DIY: 55 Tub Hatchling rack, Step by Step!

Posted: May 15, 2014 in Uncategorized

With all the babies that will be hacthing later this summer, I decided that I needed another rack. The rack below will hold 55 of the 6 qt sterilite containers. The 6 qt containers are perfect to house virtually any baby snake in. I have kept my baby ball pythons in them for years with great success.


  • Table Saw
  • Screws- 3/4 inch
  • Screw Driver
  • plywood or melamine boards
  • casters
  • one 10 foot 2 by 4
  • Nails
  • coroplast plastic (for the back of the rack)

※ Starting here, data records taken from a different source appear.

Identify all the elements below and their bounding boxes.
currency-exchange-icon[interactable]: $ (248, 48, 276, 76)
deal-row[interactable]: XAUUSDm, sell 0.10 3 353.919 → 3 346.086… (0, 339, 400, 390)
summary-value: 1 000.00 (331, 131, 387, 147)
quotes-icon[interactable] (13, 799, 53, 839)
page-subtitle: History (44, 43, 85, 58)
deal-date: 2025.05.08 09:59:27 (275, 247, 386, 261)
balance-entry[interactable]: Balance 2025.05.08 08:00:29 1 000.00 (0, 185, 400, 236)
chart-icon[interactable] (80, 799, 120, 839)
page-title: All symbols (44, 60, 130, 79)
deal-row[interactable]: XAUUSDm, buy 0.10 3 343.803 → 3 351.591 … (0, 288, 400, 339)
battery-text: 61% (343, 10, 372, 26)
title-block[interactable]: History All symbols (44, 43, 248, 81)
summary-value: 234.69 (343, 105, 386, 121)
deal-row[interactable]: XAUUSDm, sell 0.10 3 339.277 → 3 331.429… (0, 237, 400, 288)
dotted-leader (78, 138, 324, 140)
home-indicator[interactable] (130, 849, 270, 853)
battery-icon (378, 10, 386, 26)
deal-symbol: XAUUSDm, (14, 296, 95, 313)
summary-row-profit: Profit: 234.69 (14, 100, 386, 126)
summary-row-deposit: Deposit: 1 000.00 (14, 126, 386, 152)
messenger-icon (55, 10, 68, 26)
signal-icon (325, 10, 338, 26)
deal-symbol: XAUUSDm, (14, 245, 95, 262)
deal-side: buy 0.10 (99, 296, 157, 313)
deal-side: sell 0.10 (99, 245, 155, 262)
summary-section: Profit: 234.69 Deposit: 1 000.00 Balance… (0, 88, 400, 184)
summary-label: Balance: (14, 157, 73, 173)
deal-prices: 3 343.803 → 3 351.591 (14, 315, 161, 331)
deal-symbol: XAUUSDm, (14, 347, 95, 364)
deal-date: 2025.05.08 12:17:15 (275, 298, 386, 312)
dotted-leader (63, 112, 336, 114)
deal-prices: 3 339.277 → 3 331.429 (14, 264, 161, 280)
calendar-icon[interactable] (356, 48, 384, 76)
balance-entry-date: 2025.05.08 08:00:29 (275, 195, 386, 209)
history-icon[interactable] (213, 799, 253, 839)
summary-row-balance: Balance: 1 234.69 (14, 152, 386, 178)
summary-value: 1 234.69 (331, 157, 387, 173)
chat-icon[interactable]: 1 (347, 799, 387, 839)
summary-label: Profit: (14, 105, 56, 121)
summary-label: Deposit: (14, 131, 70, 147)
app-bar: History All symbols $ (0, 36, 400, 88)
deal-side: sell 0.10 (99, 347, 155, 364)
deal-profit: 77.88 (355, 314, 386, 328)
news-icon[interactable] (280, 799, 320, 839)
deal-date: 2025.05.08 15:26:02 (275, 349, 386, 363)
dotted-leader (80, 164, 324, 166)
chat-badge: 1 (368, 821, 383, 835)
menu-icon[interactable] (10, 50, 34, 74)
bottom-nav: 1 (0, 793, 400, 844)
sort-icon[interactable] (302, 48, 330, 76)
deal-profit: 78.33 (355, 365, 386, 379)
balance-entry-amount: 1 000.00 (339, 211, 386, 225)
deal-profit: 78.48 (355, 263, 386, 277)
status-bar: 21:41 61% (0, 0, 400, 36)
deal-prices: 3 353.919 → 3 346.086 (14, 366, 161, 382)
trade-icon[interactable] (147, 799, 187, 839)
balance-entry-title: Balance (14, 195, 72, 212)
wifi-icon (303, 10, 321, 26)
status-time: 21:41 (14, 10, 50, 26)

Step 1: Cut the boards to size. The boards used below are 40 inches long by 15 inches wide. You can always buy precut boards from Lowes of Home Depot. I would not have had to cut them, but the boards I was using were not all the length originally.


 Step 2: 

What I did next was build the base of the rack. This is where the 2 by 4 came in. The dimensions of the base are 40 by 15. I nailed the 2 by 4 pieces together.


Step 3:

Next I added a piece of melamine to the top of the base. I nailed the board to the base frame.

Step 4:

I decided that I would go ahead and add castors to the rack now. I figured it would be easier to do this than wait until the end of the project. This is the first time I have added casters to any rack!



Step 5:

After the castors were done, I added the 2 sidewalls to the rack. I used some plywood. The walls are just screwed to the base. The overall height of the rack is 62 inches tall. I should have gone a little taller!

Step 7:

This is where the fun starts: adding the levels, one by one. I used 5 6 qt tubs with a piece of coroplast underneath it as spacers. None of the tubs stick and there is not enough room for a baby ball to escape through the gap.

More levels…I made sure each level was functional before going to the next one. The thing you don’t want to find out is that the first or second level is too tight to tub a tub once you are finished!

Step 8:

Once the levels were done, I added two braces to the front to keep the rack from sagging, which can happen over time. To attach them, I nailed the braces to each level.

Step 9:

I screwed the coroplast on the back of the rack.I used several old campaign signs which I had in the storage shed. Those come in handy for a variety of things.


I put some paint on the rack and there it it:

Here is another pic with it full of tubs:


Hopefully this will help any of you who are wanting to make a rack! Over the years I have made many racks and the amount of money I save is tremendous. A similar rack to the one I just built would cost several hundred dollars easily. Let me know if you have any questions when building!

  1. Drew Bigham says:

    I agree, making my own racks is SO much more cost effect. Each one I do I correct any mistakes from the last one, should have it down with just a couple more, I’m definitely going to use your base platform idea!

    • This is the first one I have made with a base and it really adds a lot of support to it. The castors are a big help because this thing is heavy! It would suck moving later this summer when I move everything. I am about to make some other hatchling racks that will stack onto some of my breeder racks. I should have also mentioned, that I do not use heat tape. Never have. I have just heated the room and have had great successful breeding snakes every year!